Software equal to or better than humans at cataloging published science data

December 2, 2014

Computer-generated genus-level diversity curves (credit: Shanan E. Peters et al./PLOS ONE)

A computer system called PaleoDeepDive has equaled (or bested in some categories) scientists at the complex task of extracting data from scientific publications and placing it in a database that catalogs the results of tens of thousands of individual studies.

The development, described in the current issue of PLoS, marks a milestone in the quest to rapidly and precisely summarize, collate, and index the vast output of scientists around the globe, says first author Shanan Peters, a professor of geoscience at UW-Madison.

Peters and colleagues set up the face-off between their new machine reading system and the human scientists who had manually entered data into the Paleobiology Database. This repository, compiled by hundreds of researchers, is the destination for data from paleontology studies funded by the National Science Foundation and other agencies internationally.

A probabilistic approach

The knowledge produced by paleontologists is fragmented into hundreds of thousands of publications. Yet many research questions require what Peters calls a “synthetic approach: For example, how many species were on the planet at any given time?”

PaleoDeepDive mimics the human activities needed to assemble the Paleobiology Database. “We extracted the same data from the same documents and put it into the exact same structure as the human researchers, allowing us to rigorously evaluate the quality of our system, and the humans,” Peters says.
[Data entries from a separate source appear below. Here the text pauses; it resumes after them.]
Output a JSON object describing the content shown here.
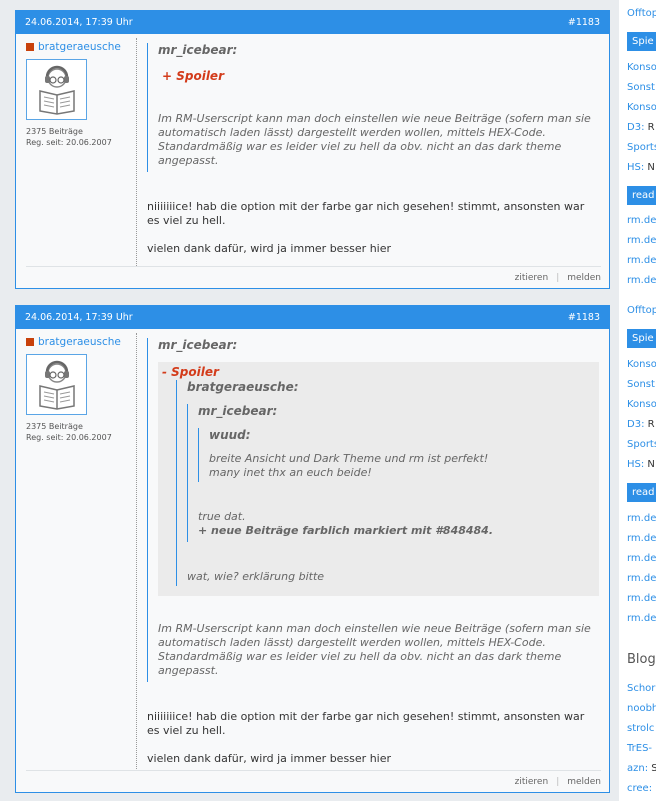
{
  "posts": [
    {
      "date": "24.06.2014, 17:39 Uhr",
      "number": "#1183",
      "user": {
        "name": "bratgeraeusche",
        "posts": "2375 Beiträge",
        "reg": "Reg. seit: 20.06.2007"
      },
      "quote_author": "mr_icebear:",
      "spoiler_label": "+ Spoiler",
      "quote_text": "Im RM-Userscript kann man doch einstellen wie neue Beiträge (sofern man sie automatisch laden lässt) dargestellt werden wollen, mittels HEX-Code. Standardmäßig war es leider viel zu hell da obv. nicht an das dark theme angepasst.",
      "reply": "niiiiiiice! hab die option mit der farbe gar nich gesehen! stimmt, ansonsten war es viel zu hell.",
      "reply2": "vielen dank dafür, wird ja immer besser hier",
      "actions": {
        "quote": "zitieren",
        "report": "melden"
      }
    },
    {
      "date": "24.06.2014, 17:39 Uhr",
      "number": "#1183",
      "user": {
        "name": "bratgeraeusche",
        "posts": "2375 Beiträge",
        "reg": "Reg. seit: 20.06.2007"
      },
      "quote_author": "mr_icebear:",
      "spoiler_label": "- Spoiler",
      "nested1_author": "bratgeraeusche:",
      "nested2_author": "mr_icebear:",
      "nested3_author": "wuud:",
      "nested3_text": "breite Ansicht und Dark Theme und rm ist perfekt! many inet thx an euch beide!",
      "nested2_text1": "true dat.",
      "nested2_text2": "+ neue Beiträge farblich markiert mit #848484.",
      "nested1_text": "wat, wie? erklärung bitte",
      "quote_text": "Im RM-Userscript kann man doch einstellen wie neue Beiträge (sofern man sie automatisch laden lässt) dargestellt werden wollen, mittels HEX-Code. Standardmäßig war es leider viel zu hell da obv. nicht an das dark theme angepasst.",
      "reply": "niiiiiiice! hab die option mit der farbe gar nich gesehen! stimmt, ansonsten war es viel zu hell.",
      "reply2": "vielen dank dafür, wird ja immer besser hier",
      "actions": {
        "quote": "zitieren",
        "report": "melden"
      }
    }
  ],
  "sidebar": {
    "items": [
      {
        "t": "Offtop",
        "kind": "link"
      },
      {
        "t": "Spie",
        "kind": "head"
      },
      {
        "t": "Konso",
        "kind": "link"
      },
      {
        "t": "Sonst",
        "kind": "link"
      },
      {
        "t": "Konso",
        "kind": "link"
      },
      {
        "pre": "D3:",
        "t": " R",
        "kind": "mixed"
      },
      {
        "t": "Sports",
        "kind": "link"
      },
      {
        "pre": "HS:",
        "t": " N",
        "kind": "mixed"
      },
      {
        "t": "read",
        "kind": "head"
      },
      {
        "t": "rm.de",
        "kind": "link"
      },
      {
        "t": "rm.de",
        "kind": "link"
      },
      {
        "t": "rm.de",
        "kind": "link"
      },
      {
        "t": "rm.de",
        "kind": "link"
      },
      {
        "t": "Offtop",
        "kind": "link"
      },
      {
        "t": "Spie",
        "kind": "head"
      },
      {
        "t": "Konso",
        "kind": "link"
      },
      {
        "t": "Sonst",
        "kind": "link"
      },
      {
        "t": "Konso",
        "kind": "link"
      },
      {
        "pre": "D3:",
        "t": " R",
        "kind": "mixed"
      },
      {
        "t": "Sports",
        "kind": "link"
      },
      {
        "pre": "HS:",
        "t": " N",
        "kind": "mixed"
      },
      {
        "t": "read",
        "kind": "head"
      },
      {
        "t": "rm.de",
        "kind": "link"
      },
      {
        "t": "rm.de",
        "kind": "link"
      },
      {
        "t": "rm.de",
        "kind": "link"
      },
      {
        "t": "rm.de",
        "kind": "link"
      },
      {
        "t": "rm.de",
        "kind": "link"
      },
      {
        "t": "rm.de",
        "kind": "link"
      },
      {
        "t": "Blog-",
        "kind": "title"
      },
      {
        "t": "Schor",
        "kind": "link"
      },
      {
        "t": "noobh",
        "kind": "link"
      },
      {
        "t": "strolc",
        "kind": "link"
      },
      {
        "t": "TrES-",
        "kind": "link"
      },
      {
        "pre": "azn:",
        "t": " S",
        "kind": "mixed"
      },
      {
        "pre": "cree:",
        "t": "",
        "kind": "mixed"
      }
    ]
  },
  "colors": {
    "accent": "#2d8fe6",
    "spoiler": "#d33b1a",
    "user_square": "#c8410b"
  }
}
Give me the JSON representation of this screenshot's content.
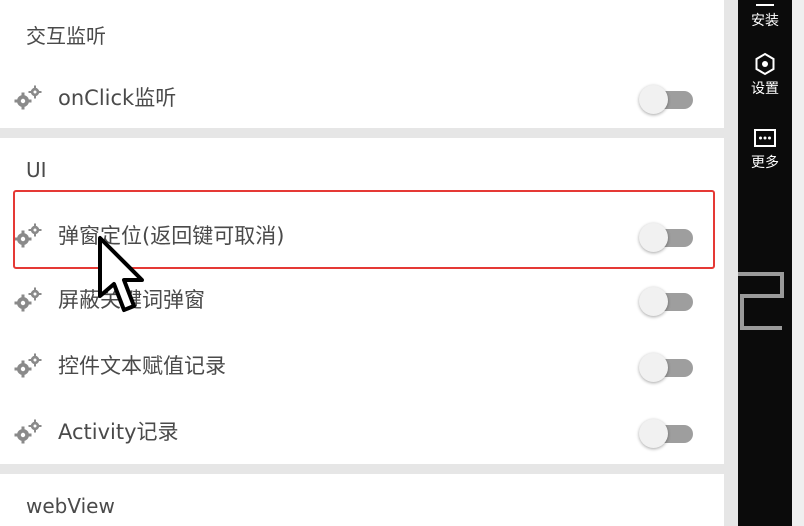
{
  "sections": [
    {
      "title": "交互监听",
      "items": [
        {
          "label": "onClick监听",
          "enabled": false
        }
      ]
    },
    {
      "title": "UI",
      "items": [
        {
          "label": "弹窗定位(返回键可取消)",
          "enabled": false
        },
        {
          "label": "屏蔽关键词弹窗",
          "enabled": false
        },
        {
          "label": "控件文本赋值记录",
          "enabled": false
        },
        {
          "label": "Activity记录",
          "enabled": false
        }
      ]
    },
    {
      "title": "webView",
      "items": []
    }
  ],
  "sidebar": {
    "install_label": "安装",
    "settings_label": "设置",
    "more_label": "更多"
  },
  "colors": {
    "highlight_border": "#e53935",
    "sidebar_bg": "#0b0b0b",
    "toggle_track_off": "#9e9e9e",
    "toggle_thumb_off": "#f1f1f1"
  },
  "icons": {
    "item_icon": "gears-icon",
    "settings_icon": "hexagon-settings-icon",
    "more_icon": "ellipsis-box-icon"
  }
}
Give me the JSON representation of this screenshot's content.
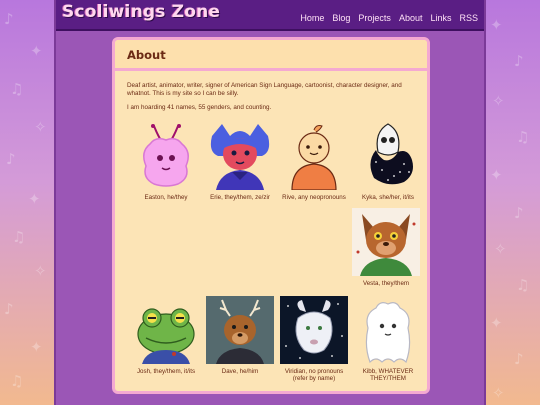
{
  "site": {
    "logo": "Scoliwings Zone"
  },
  "nav": [
    "Home",
    "Blog",
    "Projects",
    "About",
    "Links",
    "RSS"
  ],
  "page": {
    "title": "About",
    "intro": "Deaf artist, animator, writer, signer of American Sign Language, cartoonist, character designer, and whatnot. This is my site so I can be silly.",
    "names_note": "I am hoarding 41 names, 55 genders, and counting."
  },
  "gallery": [
    {
      "caption": "Easton, he/they",
      "icon": "pink-moth-icon"
    },
    {
      "caption": "Erie, they/them, ze/zir",
      "icon": "blue-haired-character-icon"
    },
    {
      "caption": "Rive, any neopronouns",
      "icon": "orange-blob-character-icon"
    },
    {
      "caption": "Kyka, she/her, it/its",
      "icon": "skull-starry-creature-icon"
    },
    {
      "caption": "Vesta, they/them",
      "icon": "brown-dog-character-icon"
    },
    {
      "caption": "Josh, they/them, it/its",
      "icon": "green-frog-icon"
    },
    {
      "caption": "Dave, he/him",
      "icon": "antlered-deer-icon"
    },
    {
      "caption": "Viridian, no pronouns (refer by name)",
      "icon": "white-goat-icon"
    },
    {
      "caption": "Kibb, WHATEVER THEY/THEM",
      "icon": "white-ghost-icon"
    }
  ],
  "colors": {
    "topbar": "#5a1e84",
    "column": "#9b56b6",
    "card": "#fce4b6",
    "card_border": "#f4a9d1",
    "text": "#6b2a14"
  }
}
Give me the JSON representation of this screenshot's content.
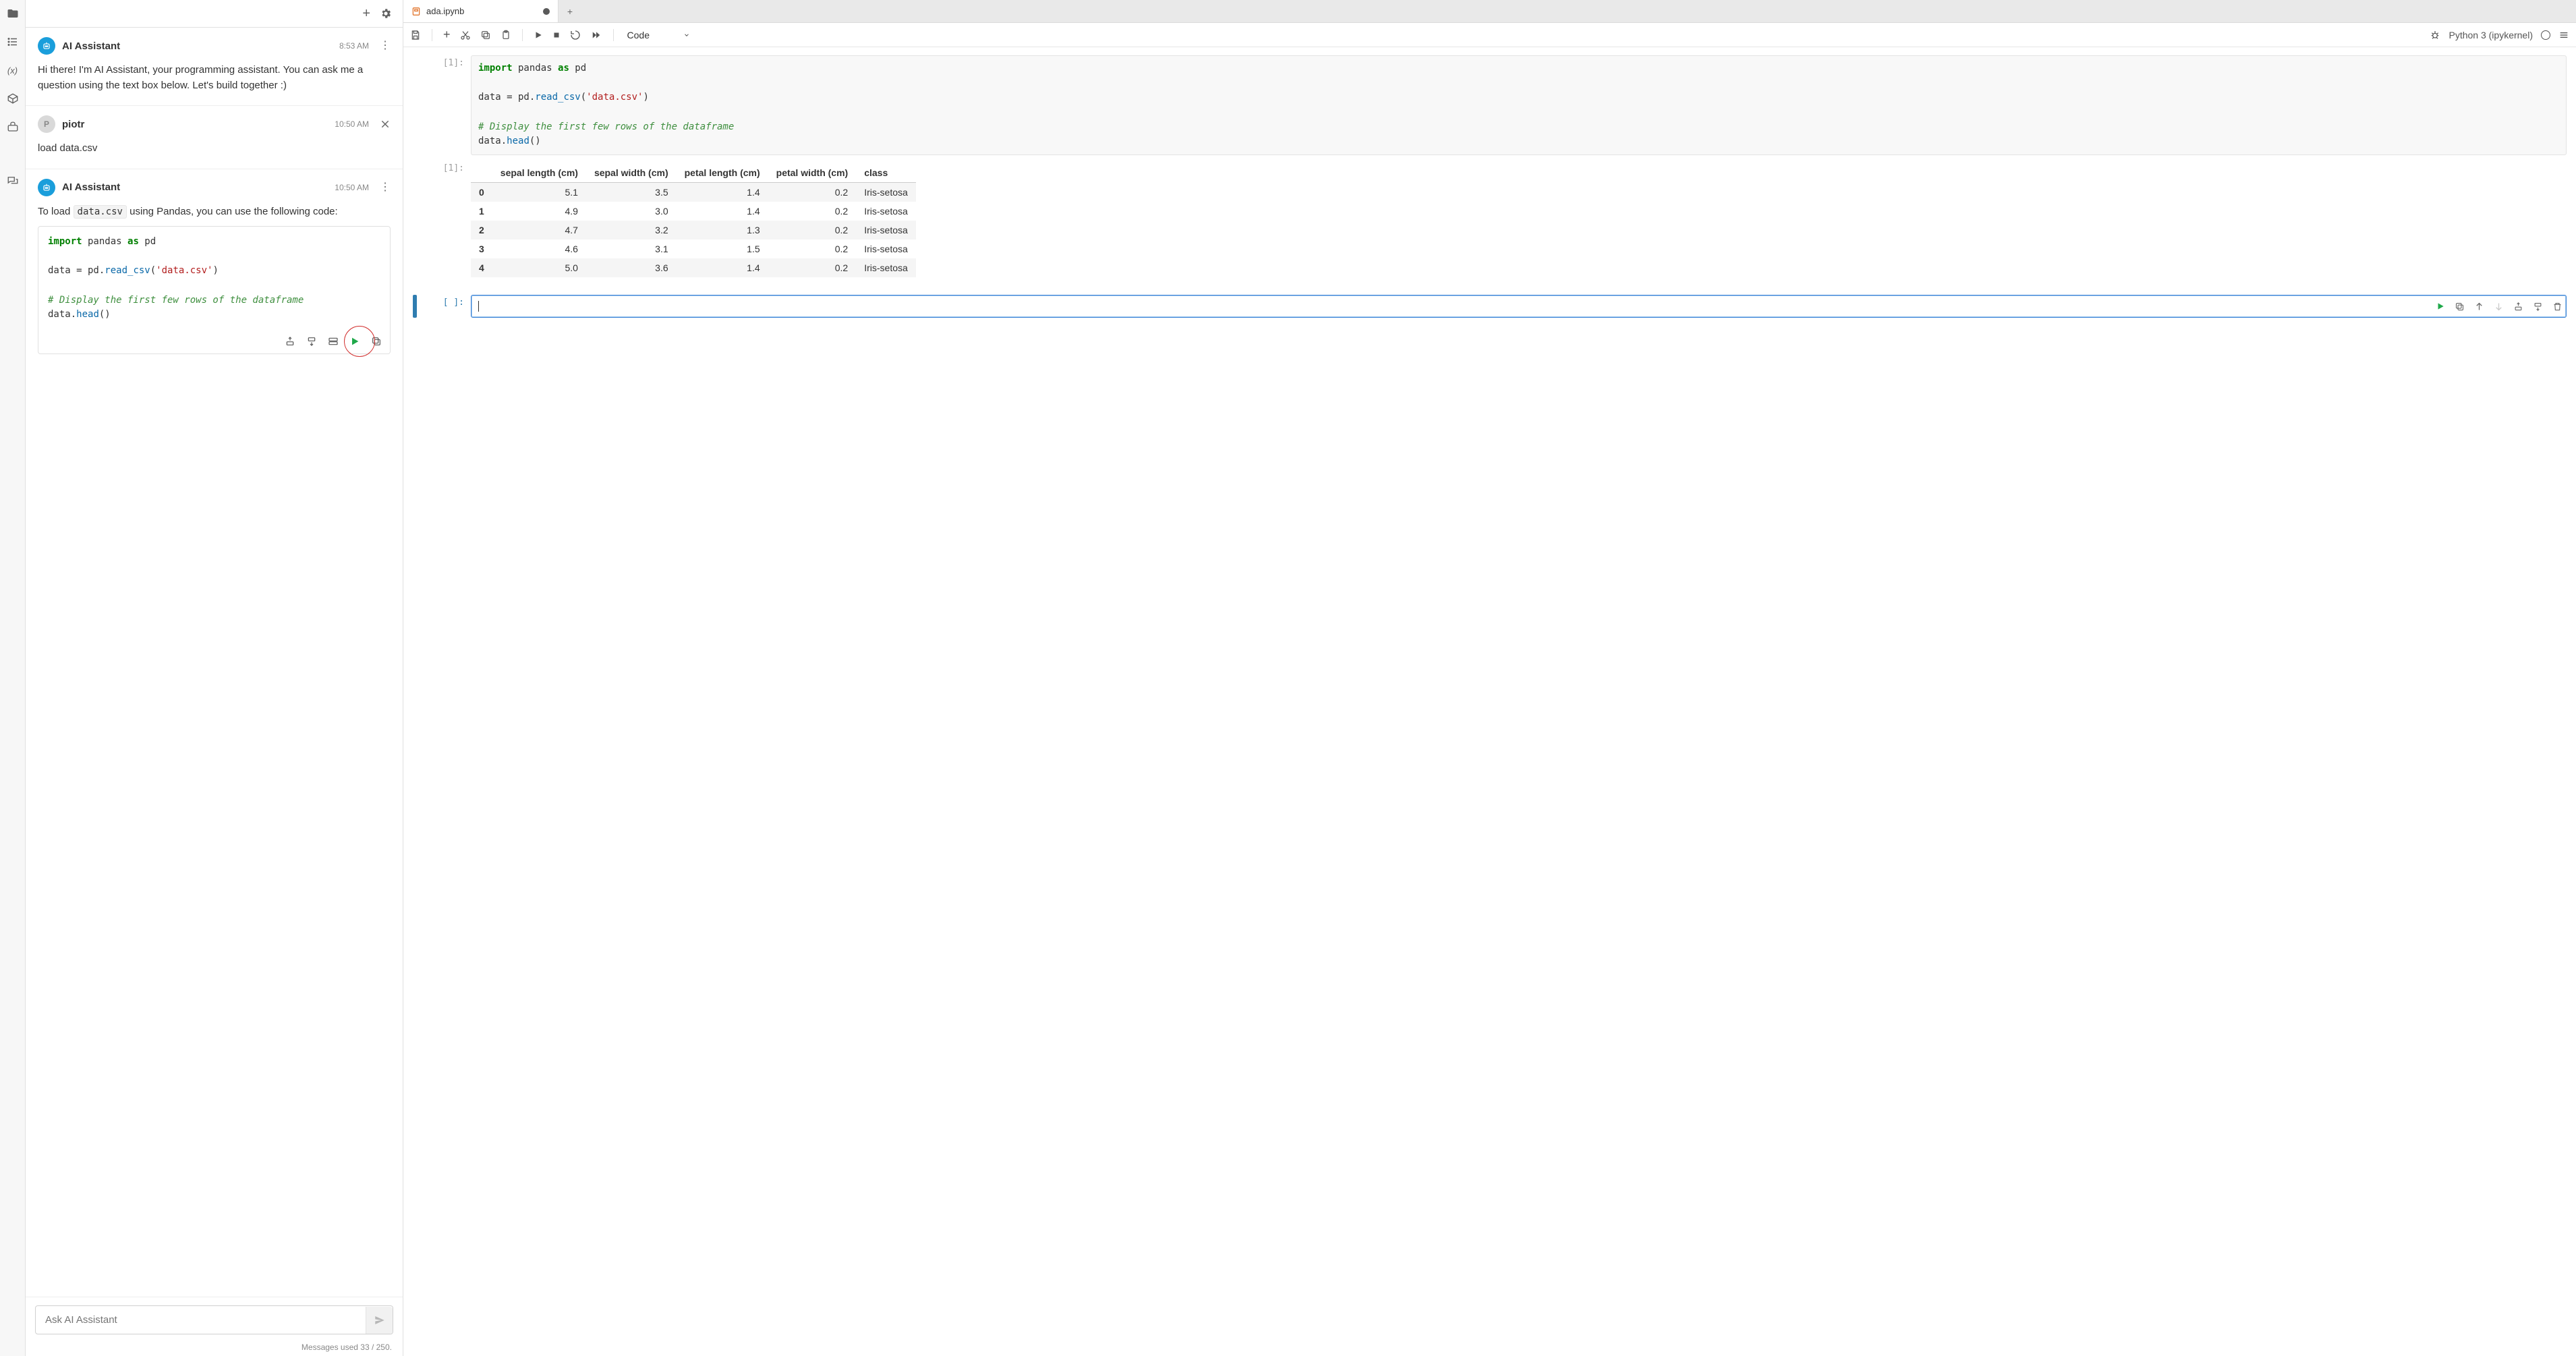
{
  "activity_bar": {
    "items": [
      "folder-icon",
      "list-icon",
      "variable-icon",
      "extensions-icon",
      "toolbox-icon"
    ],
    "bottom_item": "chat-icon"
  },
  "chat": {
    "toolbar": {
      "new": "+",
      "settings": "gear"
    },
    "messages": [
      {
        "sender": "AI Assistant",
        "avatar": "ai",
        "time": "8:53 AM",
        "menu": "kebab",
        "body_plain": "Hi there! I'm AI Assistant, your programming assistant. You can ask me a question using the text box below. Let's build together :)"
      },
      {
        "sender": "piotr",
        "avatar_letter": "P",
        "time": "10:50 AM",
        "menu": "close",
        "body_plain": "load data.csv"
      },
      {
        "sender": "AI Assistant",
        "avatar": "ai",
        "time": "10:50 AM",
        "menu": "kebab",
        "intro_pre": "To load ",
        "intro_code": "data.csv",
        "intro_post": " using Pandas, you can use the following code:",
        "code": {
          "line1_kw": "import",
          "line1_rest": " pandas ",
          "line1_kw2": "as",
          "line1_rest2": " pd",
          "line2_a": "data = pd.",
          "line2_fn": "read_csv",
          "line2_paren_open": "(",
          "line2_str": "'data.csv'",
          "line2_paren_close": ")",
          "line3_comment": "# Display the first few rows of the dataframe",
          "line4_a": "data.",
          "line4_fn": "head",
          "line4_rest": "()"
        },
        "code_actions": [
          "insert-above",
          "insert-below",
          "insert-replace",
          "run",
          "copy"
        ]
      }
    ],
    "input_placeholder": "Ask AI Assistant",
    "footer": "Messages used 33 / 250."
  },
  "notebook": {
    "tab": {
      "title": "ada.ipynb",
      "dirty": true
    },
    "toolbar": {
      "celltype": "Code",
      "kernel": "Python 3 (ipykernel)"
    },
    "cell_in": {
      "prompt": "[1]:",
      "line1_kw": "import",
      "line1_rest": " pandas ",
      "line1_kw2": "as",
      "line1_rest2": " pd",
      "line2_a": "data = pd.",
      "line2_fn": "read_csv",
      "line2_paren_open": "(",
      "line2_str": "'data.csv'",
      "line2_paren_close": ")",
      "line3_comment": "# Display the first few rows of the dataframe",
      "line4_a": "data.",
      "line4_fn": "head",
      "line4_rest": "()"
    },
    "cell_out": {
      "prompt": "[1]:",
      "columns": [
        "",
        "sepal length (cm)",
        "sepal width (cm)",
        "petal length (cm)",
        "petal width (cm)",
        "class"
      ],
      "rows": [
        [
          "0",
          "5.1",
          "3.5",
          "1.4",
          "0.2",
          "Iris-setosa"
        ],
        [
          "1",
          "4.9",
          "3.0",
          "1.4",
          "0.2",
          "Iris-setosa"
        ],
        [
          "2",
          "4.7",
          "3.2",
          "1.3",
          "0.2",
          "Iris-setosa"
        ],
        [
          "3",
          "4.6",
          "3.1",
          "1.5",
          "0.2",
          "Iris-setosa"
        ],
        [
          "4",
          "5.0",
          "3.6",
          "1.4",
          "0.2",
          "Iris-setosa"
        ]
      ]
    },
    "cell_empty": {
      "prompt": "[ ]:",
      "toolbar": [
        "run",
        "duplicate",
        "move-up",
        "move-down",
        "insert-above",
        "insert-below",
        "delete"
      ]
    }
  }
}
Instead of trying to divine the single correct meaning, the tactic was to “to look at the entire problem of extraction as a probabilistic problem,” says Christopher Ré, who guided the software development while a UW professor of computer sciences.

Computers often have trouble deciphering even simple-sounding statements, Ré says. Ré imagines a study containing the terms “Tyrannosaurus rex” and “Alberta, Canada.” Is Alberta where the fossil was found, or where it is stored? “We take a more relaxed approach: There is some chance that these two are related in this manner, and some chance they are related in that manner.”

Schematic representation of the PaleoDeepDive workflow (credit: Shanan E. Peters et al./PLOS ONE)

In these large-data tasks, PaleoDeepDive has a major advantage, Peters says. “Information that was manually entered into the Paleobiology Database by humans cannot be assessed or enhanced without going back to the library and re-examining original documents. Our machine system, on the other hand, can extend and improve results essentially on the fly as new information is added.”

Further advantages can result from improvements in the computer tools. “As we get more feedback and data, it will do a better job across the board.”

The project required a million hours of computer time. It also required access to tens of thousands of articles, says Jacquelyn Crinion, assistant director of licensing and acquisitions services at the UW–Madison General Library System. And the download volume threatened logjams in document delivery. Eventually, Elsevier gave the UW-Madison team broad access to 10,000 downloads per week.

As text- and data-mining takes off, Crinion says the library system and publishers will adapt. “The challenge for all of us is to provide specialized services for researchers while continuing to meet the core needs of the vast majority of our customers.”

The Paleobiology Database has already generated hundreds of studies about the history of life, Peters says. “Ultimately, we hope to have the ability to create a computer system that can do almost immediately what many geologists and paleontologists try to do on a smaller scale over a lifetime: read a bunch of papers, arrange a bunch of facts, and relate them to one another in order to address big questions.”


Abstract of A Machine Reading System for Assembling Synthetic Paleontological Databases

Many aspects of macroevolutionary theory and our understanding of biotic responses to global environmental change derive from literature-based compilations of paleontological data. Existing manually assembled databases are, however, incomplete and difficult to assess and enhance with new data types. Here, we develop and validate the quality of a machine reading system, PaleoDeepDive, that automatically locates and extracts data from heterogeneous text, tables, and figures in publications. PaleoDeepDive performs comparably to humans in several complex data extraction and inference tasks and generates congruent synthetic results that describe the geological history of taxonomic diversity and genus-level rates of origination and extinction. Unlike traditional databases, PaleoDeepDive produces a probabilistic database that systematically improves as information is added. We show that the system can readily accommodate sophisticated data types, such as morphological data in biological illustrations and associated textual descriptions. Our machine reading approach to scientific data integration and synthesis brings within reach many questions that are currently underdetermined and does so in ways that may stimulate entirely new modes of inquiry.